When COVID-19 first started sweeping the United States and affecting workplaces, one of the first questions asked was whether there were any rules and regulations under OSHA for employers to follow. The answer is yes; there are relevant OSHA regulations, including:

The general duty clause is the catch-all standard that applies to all companies. Under that standard, employers must provide work and a workplace that is “free from recognized hazards that are causing or are likely to cause death or serious physical harm.”

To prevent such conditions that would violate the general duty clause, OSHA published a guide for employers. Steps to reduce worker exposure to COVID-19 include:

  • Develop an Infectious Disease Preparedness and Response Plan (include sources of risk for worker exposure and the controls necessary to address them)
  • Implement Basic Infection Prevention Measures (handwashing; staying home if sick; covering nose and mouth when coughing or sneezing; flexible and remote work; regular workplace cleaning)
  • Policies and Procedures to ID and Isolate Sick Workers (encourage employees to monitor for signs of illness; move infectious people away from others; restrict access to certain areas; provide PPE if necessary)
  • Establish and Communicate Workplace Flexibility and Protections (develop flexible sick leave policies; encourage sick workers to stay home; be considerate of employees needing to stay home for ill family members; understand workers’ concerns about pay, leave, safety, and health)
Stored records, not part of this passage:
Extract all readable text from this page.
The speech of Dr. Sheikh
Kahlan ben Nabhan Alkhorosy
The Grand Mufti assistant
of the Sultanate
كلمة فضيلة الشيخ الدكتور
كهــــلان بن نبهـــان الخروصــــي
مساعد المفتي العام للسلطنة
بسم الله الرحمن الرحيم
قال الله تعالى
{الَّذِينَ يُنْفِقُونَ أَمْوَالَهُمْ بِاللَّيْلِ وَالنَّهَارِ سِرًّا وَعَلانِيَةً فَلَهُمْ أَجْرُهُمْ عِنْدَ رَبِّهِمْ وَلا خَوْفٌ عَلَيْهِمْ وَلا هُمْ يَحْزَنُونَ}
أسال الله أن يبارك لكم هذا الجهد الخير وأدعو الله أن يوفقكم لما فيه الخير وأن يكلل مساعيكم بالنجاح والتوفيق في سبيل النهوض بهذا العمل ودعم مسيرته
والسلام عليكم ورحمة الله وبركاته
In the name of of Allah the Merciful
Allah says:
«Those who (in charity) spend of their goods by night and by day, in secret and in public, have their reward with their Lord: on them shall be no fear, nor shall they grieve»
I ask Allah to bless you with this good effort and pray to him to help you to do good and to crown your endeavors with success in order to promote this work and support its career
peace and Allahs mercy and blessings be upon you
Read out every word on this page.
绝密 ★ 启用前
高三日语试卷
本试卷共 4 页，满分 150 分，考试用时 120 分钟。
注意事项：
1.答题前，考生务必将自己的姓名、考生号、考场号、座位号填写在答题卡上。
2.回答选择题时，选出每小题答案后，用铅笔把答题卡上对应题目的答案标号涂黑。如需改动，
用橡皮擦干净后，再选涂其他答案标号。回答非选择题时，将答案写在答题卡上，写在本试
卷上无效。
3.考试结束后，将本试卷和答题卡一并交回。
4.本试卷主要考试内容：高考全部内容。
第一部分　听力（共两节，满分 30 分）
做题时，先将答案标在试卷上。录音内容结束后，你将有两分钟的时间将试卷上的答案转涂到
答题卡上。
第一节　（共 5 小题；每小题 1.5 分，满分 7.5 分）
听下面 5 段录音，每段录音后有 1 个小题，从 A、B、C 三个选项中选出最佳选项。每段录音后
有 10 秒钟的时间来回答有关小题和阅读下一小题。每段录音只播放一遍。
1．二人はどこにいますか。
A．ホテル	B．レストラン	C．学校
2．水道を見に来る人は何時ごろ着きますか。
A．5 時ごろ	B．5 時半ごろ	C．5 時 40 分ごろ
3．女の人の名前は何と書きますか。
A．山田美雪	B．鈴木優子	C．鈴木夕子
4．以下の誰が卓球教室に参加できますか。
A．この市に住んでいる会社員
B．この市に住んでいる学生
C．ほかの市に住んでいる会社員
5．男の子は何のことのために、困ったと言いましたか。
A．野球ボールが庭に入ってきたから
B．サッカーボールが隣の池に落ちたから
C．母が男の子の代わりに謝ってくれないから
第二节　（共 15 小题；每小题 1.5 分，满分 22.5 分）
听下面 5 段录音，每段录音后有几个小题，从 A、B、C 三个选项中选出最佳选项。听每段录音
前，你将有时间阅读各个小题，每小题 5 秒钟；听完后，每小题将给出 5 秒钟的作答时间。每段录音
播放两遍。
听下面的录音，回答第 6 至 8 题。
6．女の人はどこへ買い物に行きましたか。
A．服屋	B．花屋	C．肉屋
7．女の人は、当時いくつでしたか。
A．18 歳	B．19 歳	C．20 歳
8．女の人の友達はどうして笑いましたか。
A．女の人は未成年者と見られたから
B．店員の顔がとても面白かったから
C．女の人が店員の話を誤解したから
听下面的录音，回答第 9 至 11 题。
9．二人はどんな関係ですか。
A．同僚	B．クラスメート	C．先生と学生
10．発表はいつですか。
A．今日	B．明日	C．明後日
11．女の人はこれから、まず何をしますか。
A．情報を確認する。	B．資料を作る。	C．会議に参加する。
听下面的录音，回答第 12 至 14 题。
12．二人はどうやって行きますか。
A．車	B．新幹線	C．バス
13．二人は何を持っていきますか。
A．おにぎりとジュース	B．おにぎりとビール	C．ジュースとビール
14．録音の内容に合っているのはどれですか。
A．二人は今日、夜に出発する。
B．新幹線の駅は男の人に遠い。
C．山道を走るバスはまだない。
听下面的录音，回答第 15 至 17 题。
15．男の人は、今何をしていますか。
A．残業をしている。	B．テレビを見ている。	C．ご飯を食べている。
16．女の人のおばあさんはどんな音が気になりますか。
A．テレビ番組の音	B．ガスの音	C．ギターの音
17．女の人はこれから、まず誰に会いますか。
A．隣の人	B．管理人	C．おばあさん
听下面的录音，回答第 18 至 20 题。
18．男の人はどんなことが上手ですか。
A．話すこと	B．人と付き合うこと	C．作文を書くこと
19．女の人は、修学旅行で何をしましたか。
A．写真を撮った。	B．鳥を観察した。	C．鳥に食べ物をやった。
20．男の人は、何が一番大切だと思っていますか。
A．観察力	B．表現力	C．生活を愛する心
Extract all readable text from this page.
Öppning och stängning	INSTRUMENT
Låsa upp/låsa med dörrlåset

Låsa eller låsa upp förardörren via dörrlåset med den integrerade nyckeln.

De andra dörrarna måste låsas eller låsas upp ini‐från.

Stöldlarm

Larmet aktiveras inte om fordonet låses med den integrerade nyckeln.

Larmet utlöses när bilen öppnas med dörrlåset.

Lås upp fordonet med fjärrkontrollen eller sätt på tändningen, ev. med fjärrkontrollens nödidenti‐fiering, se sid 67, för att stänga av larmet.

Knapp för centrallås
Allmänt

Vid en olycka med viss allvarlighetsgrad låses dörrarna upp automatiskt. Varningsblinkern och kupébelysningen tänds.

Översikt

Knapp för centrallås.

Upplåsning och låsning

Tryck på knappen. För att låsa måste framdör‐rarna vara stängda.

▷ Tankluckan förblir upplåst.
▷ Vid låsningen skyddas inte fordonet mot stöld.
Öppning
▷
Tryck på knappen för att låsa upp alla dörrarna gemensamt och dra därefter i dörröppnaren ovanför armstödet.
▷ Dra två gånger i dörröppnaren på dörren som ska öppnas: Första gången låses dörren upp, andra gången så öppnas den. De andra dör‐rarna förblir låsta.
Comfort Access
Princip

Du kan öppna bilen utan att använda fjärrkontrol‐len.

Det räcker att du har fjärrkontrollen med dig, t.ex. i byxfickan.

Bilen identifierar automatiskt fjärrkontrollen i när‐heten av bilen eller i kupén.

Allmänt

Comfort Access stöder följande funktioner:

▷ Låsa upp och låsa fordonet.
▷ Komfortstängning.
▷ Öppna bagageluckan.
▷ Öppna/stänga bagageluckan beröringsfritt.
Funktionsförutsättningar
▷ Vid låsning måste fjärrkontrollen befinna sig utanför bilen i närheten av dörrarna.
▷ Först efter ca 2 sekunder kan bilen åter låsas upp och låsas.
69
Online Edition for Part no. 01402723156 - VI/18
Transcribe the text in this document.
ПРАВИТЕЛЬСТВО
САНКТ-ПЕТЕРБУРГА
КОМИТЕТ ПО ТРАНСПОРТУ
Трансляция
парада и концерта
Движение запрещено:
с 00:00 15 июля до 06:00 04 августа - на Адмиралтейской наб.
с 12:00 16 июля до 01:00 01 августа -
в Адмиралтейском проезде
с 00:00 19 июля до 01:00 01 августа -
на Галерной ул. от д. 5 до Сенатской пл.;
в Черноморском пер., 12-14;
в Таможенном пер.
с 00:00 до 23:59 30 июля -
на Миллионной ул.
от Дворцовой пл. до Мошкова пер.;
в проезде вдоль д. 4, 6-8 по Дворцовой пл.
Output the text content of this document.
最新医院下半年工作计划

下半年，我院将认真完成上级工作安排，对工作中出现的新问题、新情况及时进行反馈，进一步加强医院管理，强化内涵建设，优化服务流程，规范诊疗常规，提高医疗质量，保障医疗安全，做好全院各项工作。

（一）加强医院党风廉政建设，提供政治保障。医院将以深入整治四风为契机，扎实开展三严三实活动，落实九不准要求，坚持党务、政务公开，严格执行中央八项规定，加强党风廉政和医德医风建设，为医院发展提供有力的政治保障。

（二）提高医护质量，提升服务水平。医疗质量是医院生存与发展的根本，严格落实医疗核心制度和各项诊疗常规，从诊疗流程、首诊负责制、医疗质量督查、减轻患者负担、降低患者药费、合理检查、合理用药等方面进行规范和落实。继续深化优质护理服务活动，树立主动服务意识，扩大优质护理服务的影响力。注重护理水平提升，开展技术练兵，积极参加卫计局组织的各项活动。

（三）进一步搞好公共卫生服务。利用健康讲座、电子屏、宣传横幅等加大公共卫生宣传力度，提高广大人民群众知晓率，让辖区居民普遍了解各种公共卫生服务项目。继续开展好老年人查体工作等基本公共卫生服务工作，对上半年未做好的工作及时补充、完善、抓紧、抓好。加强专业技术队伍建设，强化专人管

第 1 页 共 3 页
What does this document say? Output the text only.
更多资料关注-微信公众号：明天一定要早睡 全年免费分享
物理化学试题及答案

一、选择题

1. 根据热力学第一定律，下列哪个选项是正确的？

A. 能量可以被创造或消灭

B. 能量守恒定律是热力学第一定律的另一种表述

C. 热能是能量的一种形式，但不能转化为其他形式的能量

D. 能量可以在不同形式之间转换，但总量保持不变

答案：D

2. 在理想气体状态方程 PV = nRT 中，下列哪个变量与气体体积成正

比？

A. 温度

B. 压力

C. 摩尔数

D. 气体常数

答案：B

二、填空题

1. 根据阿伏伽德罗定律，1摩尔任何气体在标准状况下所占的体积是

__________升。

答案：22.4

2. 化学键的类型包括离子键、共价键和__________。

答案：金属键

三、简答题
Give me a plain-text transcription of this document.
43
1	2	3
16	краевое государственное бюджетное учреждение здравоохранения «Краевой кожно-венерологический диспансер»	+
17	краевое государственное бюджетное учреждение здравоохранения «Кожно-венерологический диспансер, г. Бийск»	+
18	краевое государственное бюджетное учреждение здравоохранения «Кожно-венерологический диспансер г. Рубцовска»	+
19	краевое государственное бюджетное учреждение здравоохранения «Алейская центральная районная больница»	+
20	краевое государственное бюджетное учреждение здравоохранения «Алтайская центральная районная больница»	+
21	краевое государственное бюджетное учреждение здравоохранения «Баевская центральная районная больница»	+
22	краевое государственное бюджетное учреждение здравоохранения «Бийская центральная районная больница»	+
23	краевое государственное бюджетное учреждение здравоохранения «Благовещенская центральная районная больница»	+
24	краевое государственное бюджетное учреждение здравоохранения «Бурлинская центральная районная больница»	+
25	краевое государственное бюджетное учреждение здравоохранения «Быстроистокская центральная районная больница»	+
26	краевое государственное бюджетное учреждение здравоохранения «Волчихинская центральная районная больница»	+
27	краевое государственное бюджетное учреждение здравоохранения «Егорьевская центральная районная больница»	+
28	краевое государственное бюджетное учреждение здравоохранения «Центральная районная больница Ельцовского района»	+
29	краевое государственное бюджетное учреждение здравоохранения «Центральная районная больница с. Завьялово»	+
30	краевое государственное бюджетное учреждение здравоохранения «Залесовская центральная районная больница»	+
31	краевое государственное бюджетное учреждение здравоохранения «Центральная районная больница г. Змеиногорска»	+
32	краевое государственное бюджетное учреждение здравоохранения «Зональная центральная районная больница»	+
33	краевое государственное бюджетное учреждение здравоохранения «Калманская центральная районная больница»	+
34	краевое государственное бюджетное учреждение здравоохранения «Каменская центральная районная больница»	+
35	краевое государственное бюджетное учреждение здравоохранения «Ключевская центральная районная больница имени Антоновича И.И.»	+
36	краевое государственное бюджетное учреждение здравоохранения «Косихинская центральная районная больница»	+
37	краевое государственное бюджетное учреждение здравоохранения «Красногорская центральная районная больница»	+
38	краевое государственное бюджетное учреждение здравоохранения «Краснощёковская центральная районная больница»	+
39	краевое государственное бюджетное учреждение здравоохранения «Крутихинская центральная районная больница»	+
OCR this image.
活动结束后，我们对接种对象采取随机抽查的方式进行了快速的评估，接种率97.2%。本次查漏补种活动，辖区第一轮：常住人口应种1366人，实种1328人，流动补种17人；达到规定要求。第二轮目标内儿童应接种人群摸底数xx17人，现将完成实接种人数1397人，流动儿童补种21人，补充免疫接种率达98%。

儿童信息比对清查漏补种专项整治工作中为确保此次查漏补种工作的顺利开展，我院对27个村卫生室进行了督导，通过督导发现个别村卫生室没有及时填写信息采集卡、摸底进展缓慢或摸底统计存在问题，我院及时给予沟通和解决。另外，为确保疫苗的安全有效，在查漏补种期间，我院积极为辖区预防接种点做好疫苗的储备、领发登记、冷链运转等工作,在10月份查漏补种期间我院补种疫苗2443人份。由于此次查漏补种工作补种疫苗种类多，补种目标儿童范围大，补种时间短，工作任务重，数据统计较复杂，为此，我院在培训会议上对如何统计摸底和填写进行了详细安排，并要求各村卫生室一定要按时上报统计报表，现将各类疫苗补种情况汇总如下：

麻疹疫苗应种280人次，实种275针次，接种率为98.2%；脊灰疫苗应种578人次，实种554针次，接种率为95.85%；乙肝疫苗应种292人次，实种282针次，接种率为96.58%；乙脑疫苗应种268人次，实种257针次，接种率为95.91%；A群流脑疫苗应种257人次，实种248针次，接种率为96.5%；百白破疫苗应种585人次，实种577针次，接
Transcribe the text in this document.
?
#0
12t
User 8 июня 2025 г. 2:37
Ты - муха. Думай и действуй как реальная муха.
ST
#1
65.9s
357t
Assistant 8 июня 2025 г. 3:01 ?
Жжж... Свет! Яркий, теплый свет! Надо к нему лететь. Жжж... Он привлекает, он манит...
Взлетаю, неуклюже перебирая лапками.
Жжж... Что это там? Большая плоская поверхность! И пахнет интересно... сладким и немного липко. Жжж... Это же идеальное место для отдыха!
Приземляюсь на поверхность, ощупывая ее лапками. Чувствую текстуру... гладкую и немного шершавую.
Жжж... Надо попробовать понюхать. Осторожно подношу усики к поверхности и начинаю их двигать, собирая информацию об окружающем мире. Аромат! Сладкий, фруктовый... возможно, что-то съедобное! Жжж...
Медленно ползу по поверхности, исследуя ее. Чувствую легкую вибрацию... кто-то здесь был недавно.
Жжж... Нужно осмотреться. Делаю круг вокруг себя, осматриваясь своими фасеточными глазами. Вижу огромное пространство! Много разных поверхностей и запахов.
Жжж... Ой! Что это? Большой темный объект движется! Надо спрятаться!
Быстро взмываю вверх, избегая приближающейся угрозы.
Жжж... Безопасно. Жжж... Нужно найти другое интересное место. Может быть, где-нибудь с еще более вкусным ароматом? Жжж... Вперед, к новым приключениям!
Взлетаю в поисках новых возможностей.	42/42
Most companies now must comply with the Families First Coronavirus Response Act (FFCRA) that provides paid sick leave and paid emergency FMLA expanded leave to workers. These programs can help companies fulfill their responsibilities under the general duty clause by allowing workers to take off the time they need without worrying about their financial losses.

Additional OSHA Guidance

Since the pandemic has worsened, OSHA continues to monitor the situation and provide guidance as necessary. For example, in the area of enforcement, OSHA has supplied instructions to its personnel on handling COVID-19-related complaints. It has also promoted flexibility in enforcing certain standards in recognition of the difficulty created for employers by the crisis.

Importantly, temporary enforcement guidance on the use of respirators by healthcare workers has been issued. These guidelines apply to annual fit-testing and enforcement of respiratory protection due to national shortages.

Don’t forget that 28 states have OSHA-approved State Plans. Most of those state plans cover private and government workers. Companies must adhere to the state plans, which have even greater standards than federal OSHA.